Posted on 21 February 2007 by LegalBeagle

The International Organizations
The international organizations – the United Nations, the World Intellectual Property Organization, The World Health Organization, The International Labor Organization, etc… – are a world unto themselves, unique workplace environments governed by a logic all their own. Because these structures do not actually have to earn, through market competition, the budget monies they spend, their structures reflect a mode of functioning common to government and international civil service, and one needs to consider this carefully before embarking on a strategy for seeking employment therein. Most of these organisations are situated in Geneva, which is considered a highly desirable place to live.

Employment at the International Organizations is highly sought after because it is much more highly paid than private sector employment, the working conditions are excessively advantageous (i.e., 6-8 weeks annual vacation leave), and no Swiss working permit is necessary.

All the International Organizations have websites, and on those websites they post their job offerings. As a rule, one can apply directly from the Organization’s website by filling out a lengthy questionnaire that some bureaucrat in the HR department was paid half a year’s salary to design and which appears to have been obviously largely copied from elsewhere. You may be annoyed by this, but admit it: you wouldn’t be applying for a job there if you weren’t yourself attracted by the prospect of being highly paid to do very little. So don’t complain and listen up: if you apply via the website and don’t vigorously follow up with phonecalls and try to identify and speak with the actual principals in the department that is hiring, you will have little chance. Remember, you should expect and adopt contingency plans for incompetence all along the line. In the International Organizations, if you don’t do the job (regardless of whether the job is someone else’s responsibility), it is unlikely the job will be done.
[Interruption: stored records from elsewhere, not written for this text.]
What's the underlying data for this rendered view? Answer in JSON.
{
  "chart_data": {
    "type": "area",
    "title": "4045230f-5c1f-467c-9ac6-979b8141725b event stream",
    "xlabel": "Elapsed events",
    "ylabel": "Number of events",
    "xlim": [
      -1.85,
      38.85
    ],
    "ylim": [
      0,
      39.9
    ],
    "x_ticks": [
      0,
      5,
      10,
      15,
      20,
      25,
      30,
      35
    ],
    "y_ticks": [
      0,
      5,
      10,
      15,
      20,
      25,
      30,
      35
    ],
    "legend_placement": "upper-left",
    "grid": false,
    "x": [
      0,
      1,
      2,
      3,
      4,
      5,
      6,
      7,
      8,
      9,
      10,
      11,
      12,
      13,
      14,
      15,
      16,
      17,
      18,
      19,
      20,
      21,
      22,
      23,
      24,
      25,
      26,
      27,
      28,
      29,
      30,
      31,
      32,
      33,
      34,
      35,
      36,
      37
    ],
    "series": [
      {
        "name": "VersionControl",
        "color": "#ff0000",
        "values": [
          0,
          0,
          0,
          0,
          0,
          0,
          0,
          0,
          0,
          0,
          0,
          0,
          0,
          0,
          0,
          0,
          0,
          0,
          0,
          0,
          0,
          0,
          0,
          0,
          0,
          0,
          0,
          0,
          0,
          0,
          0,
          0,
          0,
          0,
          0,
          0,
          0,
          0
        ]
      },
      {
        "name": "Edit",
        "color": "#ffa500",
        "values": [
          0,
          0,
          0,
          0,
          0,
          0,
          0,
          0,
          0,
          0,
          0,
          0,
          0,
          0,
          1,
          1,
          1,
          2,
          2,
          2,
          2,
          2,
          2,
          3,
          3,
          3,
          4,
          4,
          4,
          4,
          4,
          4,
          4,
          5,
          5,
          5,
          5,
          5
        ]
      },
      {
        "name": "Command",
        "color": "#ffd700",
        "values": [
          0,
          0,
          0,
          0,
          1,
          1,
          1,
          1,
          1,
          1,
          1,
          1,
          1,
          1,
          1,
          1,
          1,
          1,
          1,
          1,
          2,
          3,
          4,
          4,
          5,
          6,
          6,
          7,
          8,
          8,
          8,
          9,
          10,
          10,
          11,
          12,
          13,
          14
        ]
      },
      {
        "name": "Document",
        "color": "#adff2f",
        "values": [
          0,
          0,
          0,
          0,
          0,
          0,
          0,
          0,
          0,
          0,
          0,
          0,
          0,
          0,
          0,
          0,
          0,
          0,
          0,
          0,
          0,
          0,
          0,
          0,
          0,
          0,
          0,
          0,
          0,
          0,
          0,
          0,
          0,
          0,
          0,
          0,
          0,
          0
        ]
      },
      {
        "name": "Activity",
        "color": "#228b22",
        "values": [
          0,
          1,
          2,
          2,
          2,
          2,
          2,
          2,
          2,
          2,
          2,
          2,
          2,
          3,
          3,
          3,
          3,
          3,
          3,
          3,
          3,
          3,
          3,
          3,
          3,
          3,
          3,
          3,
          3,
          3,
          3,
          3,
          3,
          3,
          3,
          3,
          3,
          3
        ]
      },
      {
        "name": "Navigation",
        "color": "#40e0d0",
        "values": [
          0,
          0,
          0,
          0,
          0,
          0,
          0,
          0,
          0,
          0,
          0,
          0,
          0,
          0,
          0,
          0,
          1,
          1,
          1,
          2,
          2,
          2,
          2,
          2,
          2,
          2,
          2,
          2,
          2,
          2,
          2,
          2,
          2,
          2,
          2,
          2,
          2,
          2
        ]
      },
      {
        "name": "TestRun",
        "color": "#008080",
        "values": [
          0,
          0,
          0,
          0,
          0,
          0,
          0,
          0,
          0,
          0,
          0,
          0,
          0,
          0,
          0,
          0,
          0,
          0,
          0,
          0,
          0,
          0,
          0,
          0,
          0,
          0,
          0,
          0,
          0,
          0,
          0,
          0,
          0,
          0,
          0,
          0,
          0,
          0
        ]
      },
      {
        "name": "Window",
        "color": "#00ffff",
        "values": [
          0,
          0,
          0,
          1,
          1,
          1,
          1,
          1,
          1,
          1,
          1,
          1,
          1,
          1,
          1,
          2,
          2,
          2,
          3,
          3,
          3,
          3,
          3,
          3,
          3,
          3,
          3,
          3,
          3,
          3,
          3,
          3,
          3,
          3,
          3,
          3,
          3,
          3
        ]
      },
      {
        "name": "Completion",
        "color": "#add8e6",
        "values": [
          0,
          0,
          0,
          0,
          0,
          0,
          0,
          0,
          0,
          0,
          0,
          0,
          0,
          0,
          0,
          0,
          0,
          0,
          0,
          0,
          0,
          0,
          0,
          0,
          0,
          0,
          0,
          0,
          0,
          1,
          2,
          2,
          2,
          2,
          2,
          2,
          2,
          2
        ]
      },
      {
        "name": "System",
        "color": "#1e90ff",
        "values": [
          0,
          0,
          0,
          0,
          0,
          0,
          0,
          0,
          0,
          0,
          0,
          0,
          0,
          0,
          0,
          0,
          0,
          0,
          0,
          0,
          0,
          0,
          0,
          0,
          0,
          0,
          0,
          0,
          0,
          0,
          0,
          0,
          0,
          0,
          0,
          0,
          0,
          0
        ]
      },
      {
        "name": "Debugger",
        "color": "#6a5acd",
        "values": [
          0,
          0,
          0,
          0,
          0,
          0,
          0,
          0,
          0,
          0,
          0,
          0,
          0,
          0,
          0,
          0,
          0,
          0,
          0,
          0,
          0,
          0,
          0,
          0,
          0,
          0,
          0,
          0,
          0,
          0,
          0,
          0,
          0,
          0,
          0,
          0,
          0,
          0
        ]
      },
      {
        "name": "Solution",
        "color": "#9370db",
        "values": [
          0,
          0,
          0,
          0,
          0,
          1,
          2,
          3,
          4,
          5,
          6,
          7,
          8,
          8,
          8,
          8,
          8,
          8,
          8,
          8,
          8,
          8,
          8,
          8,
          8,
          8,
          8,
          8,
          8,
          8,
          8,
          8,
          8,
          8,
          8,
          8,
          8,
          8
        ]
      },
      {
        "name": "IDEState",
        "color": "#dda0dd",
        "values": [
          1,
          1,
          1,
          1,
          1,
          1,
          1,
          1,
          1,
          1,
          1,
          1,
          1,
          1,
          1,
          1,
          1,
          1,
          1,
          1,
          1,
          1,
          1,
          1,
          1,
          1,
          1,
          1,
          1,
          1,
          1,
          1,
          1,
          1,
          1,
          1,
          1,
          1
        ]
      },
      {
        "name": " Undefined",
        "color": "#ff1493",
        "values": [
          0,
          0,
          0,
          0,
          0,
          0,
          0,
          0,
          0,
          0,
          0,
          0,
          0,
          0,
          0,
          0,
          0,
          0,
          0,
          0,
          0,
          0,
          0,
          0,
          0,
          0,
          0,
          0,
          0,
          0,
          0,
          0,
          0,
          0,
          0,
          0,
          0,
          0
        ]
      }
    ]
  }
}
To find work in Switzerland at an International Organization, one must take a different approach from that taken when seeking a job in the private sector. In the private sector, who you are and what you can accomplish and produce are the primary elements on which you will be assessed. However, in the international organizations, where competence is the exception rather than the rule, the prospective candidate will be judged excessively on his ‘paper accomplishments.’ It is therefore extremely important to dedicate preponderant efforts to one’s curriculum vitae and to the ‘legend’ one will ultimately project in an interview. In this environment, it is very common to exaggerate and misrepresent whatever cannot be easily verified.

An example of this practice can be seen in the career of Kamil Idris, who rose all the way through the ranks of the World Intellectual Property Organization (WIPO) to become its Director General.

The Case of Kamil Idris
WIPO Geneva When Idris joined The World Intellectual Property Organization (WIPO) in 1982, he understood right away that his age and ‘experience’ would be an obstacle to acceding rapidly to a high post, or perhaps any post at all. Professional grade positions within the international organisations are classified according to levels from P1 through P6 (at P5 one enjoys already diplomatic privileges) and then from D1 through D3. The Sudanese Idris, who looked somewhat older than his 28 years, changed his birthday from 1954 to 1945, thereby becoming 37 and gaining 9 years of fictitious paper experience to put on his c.v. Since his fictitious experience was mainly in various government offices in Sudan, who in WIPO would possibly check it? His impressive c.v. with its creative credentials allowed him to slip into WIPO at the high professional grade of P4, which carries a tax-free salary of approximately $10,000 / month.

The same high level of HR competence which permitted Mr. Idris to enter WIPO would have permitted him to remain with his fraudulent credentials undetected had it not been for M. Idris’ own irrepressible desire to escape WIPO’s inflexible rules for retirement. To avoid having to leave his well-paid Director-General’s post, he fortuitously ‘caught’ the error in his birthdate roughly 25 years after the fact. It now behooves him to become 53 rather than 62.

To Seem is To Be
The moral of this story is that within the international organizations, to seem is to be. To enter into this highly comfortable and insulated world, you need to prepare carefully your strategy and paperwork, and you need to be in it for the long run. While it is possible to move from the private sector to a position within an International Organization, it is practically impossible once you have been working inside an International Organization for more than a couple of years to move into the private sector: the widespread assumption is that you are lazy or incompetent.